Extracting structured data from OpenAI responses in n8n workflow

avamtz · May 3, 2025, 11:32am

I’m working on an n8n workflow that uses OpenAI to analyze customer messages. I need to pull out specific info like names and locations. The tricky part is getting OpenAI to spit out the data in a consistent JSON format that’s easy for my other nodes to process.

Here’s roughly what I’m aiming for:

{
  "ai_response": "Hey there! What should I call you?",
  "extracted_info": [
    {
      "data_type": "Location",
      "entries": [{ "data": "Seattle" }]
    },
    {
      "data_type": "Customer_Name",
      "entries": [{ "data": "Pat" }]
    }
  ]
}

What’s the best way to set up the OpenAI node and craft the prompt to make this happen? I’m looking for tips to make the output reliable and machine-friendly. Any ideas on tweaking the node settings or prompt engineering tricks would be super helpful!

Sophia63 · May 14, 2025, 4:01am

yo avamtz, i’ve dealt with this before. function calling in the OpenAI node is key. define ur JSON schema there, then tell the AI to use it in ur prompt. make sure ur prompts are super clear bout what to extract tho. and watch for missing data - gotta handle that gracefully. lmk if u need more details!

livbrown · May 12, 2025, 11:18am

Hey there! I’ve actually tackled a similar challenge in my own n8n workflows. Here’s what worked well for me:

I found that using OpenAI’s function calling feature was a game-changer. You can define a specific JSON schema that you want the model to output, and it’ll adhere to that structure reliably.

In the OpenAI node, I set up a custom function with the exact schema I needed. Then in the prompt, I instructed the AI to use that function to format its response.

One gotcha to watch out for - make sure your prompts are crystal clear about what info to extract. I had issues early on where the AI would sometimes skip fields if the input was ambiguous.

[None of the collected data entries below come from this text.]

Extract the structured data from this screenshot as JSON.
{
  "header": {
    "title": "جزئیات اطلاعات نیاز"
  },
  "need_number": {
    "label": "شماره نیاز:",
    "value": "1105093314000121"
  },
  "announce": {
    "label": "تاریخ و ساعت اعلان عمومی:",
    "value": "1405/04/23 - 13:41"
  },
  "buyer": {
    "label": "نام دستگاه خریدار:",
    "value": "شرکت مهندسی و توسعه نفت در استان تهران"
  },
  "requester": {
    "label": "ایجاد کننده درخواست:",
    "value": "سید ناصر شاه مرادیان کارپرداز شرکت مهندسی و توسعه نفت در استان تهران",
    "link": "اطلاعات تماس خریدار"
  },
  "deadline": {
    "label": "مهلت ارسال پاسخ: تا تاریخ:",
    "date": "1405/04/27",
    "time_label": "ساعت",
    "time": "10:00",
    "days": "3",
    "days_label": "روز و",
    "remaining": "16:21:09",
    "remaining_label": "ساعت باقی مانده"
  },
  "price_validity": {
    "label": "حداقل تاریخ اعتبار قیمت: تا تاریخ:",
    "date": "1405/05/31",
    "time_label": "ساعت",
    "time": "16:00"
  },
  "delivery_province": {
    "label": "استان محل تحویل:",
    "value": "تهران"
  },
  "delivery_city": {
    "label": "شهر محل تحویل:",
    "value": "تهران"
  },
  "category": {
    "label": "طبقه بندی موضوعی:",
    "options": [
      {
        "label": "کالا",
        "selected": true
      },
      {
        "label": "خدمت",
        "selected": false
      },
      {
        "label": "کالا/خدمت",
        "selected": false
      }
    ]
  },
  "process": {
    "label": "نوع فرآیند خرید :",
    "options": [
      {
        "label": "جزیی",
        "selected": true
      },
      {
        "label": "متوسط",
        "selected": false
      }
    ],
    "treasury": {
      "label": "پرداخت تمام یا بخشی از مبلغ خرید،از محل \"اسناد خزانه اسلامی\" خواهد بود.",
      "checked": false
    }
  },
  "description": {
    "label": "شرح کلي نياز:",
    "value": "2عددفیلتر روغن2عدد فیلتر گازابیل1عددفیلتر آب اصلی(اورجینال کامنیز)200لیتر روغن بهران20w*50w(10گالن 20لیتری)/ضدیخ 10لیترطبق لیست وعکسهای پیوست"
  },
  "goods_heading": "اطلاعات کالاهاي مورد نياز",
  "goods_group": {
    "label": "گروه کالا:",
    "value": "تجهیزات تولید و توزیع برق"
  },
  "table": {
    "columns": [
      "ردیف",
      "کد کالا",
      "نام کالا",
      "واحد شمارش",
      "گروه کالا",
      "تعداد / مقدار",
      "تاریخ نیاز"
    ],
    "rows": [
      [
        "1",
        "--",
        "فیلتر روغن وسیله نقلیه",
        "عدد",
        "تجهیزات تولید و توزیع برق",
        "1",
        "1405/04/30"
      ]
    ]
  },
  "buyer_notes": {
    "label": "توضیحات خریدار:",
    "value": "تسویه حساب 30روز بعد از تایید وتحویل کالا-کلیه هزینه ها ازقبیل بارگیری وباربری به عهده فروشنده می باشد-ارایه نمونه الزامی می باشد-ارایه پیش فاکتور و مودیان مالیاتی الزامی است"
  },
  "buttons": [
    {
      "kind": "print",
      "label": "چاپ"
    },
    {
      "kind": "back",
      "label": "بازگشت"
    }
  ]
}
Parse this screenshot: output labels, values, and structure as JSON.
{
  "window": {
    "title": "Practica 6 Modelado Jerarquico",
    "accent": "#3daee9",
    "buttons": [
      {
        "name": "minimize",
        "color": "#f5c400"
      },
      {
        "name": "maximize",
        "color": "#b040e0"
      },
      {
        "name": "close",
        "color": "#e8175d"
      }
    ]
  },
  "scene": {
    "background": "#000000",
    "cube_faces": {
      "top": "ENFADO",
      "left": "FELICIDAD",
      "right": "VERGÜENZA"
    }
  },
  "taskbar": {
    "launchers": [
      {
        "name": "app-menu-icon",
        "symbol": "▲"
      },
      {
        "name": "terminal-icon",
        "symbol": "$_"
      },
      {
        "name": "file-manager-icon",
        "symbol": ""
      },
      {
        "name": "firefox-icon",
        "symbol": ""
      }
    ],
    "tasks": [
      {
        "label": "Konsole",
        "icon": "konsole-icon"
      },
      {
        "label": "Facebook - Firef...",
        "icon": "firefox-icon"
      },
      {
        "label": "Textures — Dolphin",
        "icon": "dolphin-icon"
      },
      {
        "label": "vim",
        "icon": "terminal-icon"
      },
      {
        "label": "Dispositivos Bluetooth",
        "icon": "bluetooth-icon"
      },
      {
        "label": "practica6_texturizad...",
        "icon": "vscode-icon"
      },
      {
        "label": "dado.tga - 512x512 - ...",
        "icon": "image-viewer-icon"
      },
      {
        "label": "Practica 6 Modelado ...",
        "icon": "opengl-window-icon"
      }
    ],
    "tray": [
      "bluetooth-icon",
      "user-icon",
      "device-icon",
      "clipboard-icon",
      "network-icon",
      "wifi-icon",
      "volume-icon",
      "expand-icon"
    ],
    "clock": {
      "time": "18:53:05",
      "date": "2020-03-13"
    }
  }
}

Also, don’t forget to handle edge cases. Sometimes the AI might not find certain data points, so build in logic to gracefully handle missing fields.

Hope this helps! Let me know if you want me to expand on any part of the process.

benmoore · May 10, 2025, 9:36pm

From my experience working with OpenAI in n8n workflows, I’ve found that using the ‘Chat’ completion model tends to produce more consistent structured outputs. In the OpenAI node settings, set the ‘Model’ to ‘gpt-3.5-turbo’ or ‘gpt-4’ if available.

For the prompt, I recommend using a clear instruction followed by examples of the desired output format. Something like:

‘Analyze the following customer message and extract relevant information. Format your response as JSON with the following structure: [your desired JSON structure here]’

Then provide 2-3 example inputs and outputs to demonstrate the exact format you’re looking for. This approach has significantly improved the consistency of my AI-generated structured data.

Remember to implement error handling in your workflow to catch any occasional formatting issues that may slip through.